Pallier les retards dans les litiges commerciaux
Il existe des retards considérables, sans doute inacceptables, dans le traitement et la résolution de différends dans les tribunaux canadiens. Les entreprises ne devraient pas avoir à attendre aussi longtemps qu’elles le font à l’heure actuelle pour obtenir le règlement de leurs différends. Ce n’est pas nécessaire. De tribunaux d’arbitrage très compétents et accessibles sont mis à leur disposition. Les tribunaux judiciaires doivent offrir un mécanisme efficace pour encourager et aider les parties à envisager sérieusement le recours à l’arbitrage. Sans une telle incitation proactive et réfléchie de juges, les différends s’éternisent. Grâce à l’arbitrage encadré par le tribunal, celui-ci peut amener les parties à envisager l’arbitrage et, si elles sont d’accord, les aider à mettre en œuvre le changement.

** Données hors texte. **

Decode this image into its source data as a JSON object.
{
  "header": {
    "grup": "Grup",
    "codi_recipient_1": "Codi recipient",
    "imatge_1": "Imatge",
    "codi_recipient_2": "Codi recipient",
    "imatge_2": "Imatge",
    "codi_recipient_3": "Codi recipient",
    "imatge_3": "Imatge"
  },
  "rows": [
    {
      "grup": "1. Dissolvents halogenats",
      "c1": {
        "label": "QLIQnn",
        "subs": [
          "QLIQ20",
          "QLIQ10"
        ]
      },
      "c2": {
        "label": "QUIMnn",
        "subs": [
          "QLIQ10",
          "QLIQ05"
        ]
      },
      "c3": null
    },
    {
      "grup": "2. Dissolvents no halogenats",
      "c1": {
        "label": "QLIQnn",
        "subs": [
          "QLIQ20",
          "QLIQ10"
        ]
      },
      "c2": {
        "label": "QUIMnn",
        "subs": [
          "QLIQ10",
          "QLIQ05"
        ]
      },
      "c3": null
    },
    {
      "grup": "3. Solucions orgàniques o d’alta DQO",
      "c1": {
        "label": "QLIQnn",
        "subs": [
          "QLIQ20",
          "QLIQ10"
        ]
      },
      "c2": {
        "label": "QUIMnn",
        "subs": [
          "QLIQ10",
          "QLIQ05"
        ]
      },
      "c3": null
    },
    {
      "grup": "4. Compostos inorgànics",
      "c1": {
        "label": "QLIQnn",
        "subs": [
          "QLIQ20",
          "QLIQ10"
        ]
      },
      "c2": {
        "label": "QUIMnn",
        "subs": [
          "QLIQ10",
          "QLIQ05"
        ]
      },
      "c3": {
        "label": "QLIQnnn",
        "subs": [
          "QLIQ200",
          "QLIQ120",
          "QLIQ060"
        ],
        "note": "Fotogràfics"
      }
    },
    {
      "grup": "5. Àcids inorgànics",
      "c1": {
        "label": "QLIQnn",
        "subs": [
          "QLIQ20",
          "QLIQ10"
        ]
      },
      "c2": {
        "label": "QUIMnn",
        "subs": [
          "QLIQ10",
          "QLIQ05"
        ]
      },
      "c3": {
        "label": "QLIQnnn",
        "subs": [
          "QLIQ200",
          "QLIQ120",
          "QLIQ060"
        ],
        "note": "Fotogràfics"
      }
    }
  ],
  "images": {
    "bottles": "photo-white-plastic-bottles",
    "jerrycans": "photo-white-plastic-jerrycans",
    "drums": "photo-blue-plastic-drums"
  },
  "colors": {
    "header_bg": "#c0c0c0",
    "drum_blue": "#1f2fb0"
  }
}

Le rôle commercial de Toronto, qui éprouve moins de retards dans le traitement de litiges commerciaux que de nombreux autres tribunaux au Canada, déclare (dans A Year in Review, juillet 2022) que l’attente d’une date de procès se situe à un an, à partir de la date d’octroi d’une date (à noter qu’il ne s’agit pas du début de l’affaire). Contrairement à l’arbitrage, la norme ne consiste pas à établir une date d’audition sur le fond au début d’une affaire portée devant le rôle commercial.
De plus, selon cette déclaration, bien que les urgences soient traitées en temps opportun, l’attente en cas de requête ou demande longue se situe à 16 à 20 semaines, et à 8 à 12 semaines pour les requêtes régulières et les demandes courtes.
Ces délais répondent-ils aux besoins en matière de résolution de conflits des entreprises canadiennes, en 2022?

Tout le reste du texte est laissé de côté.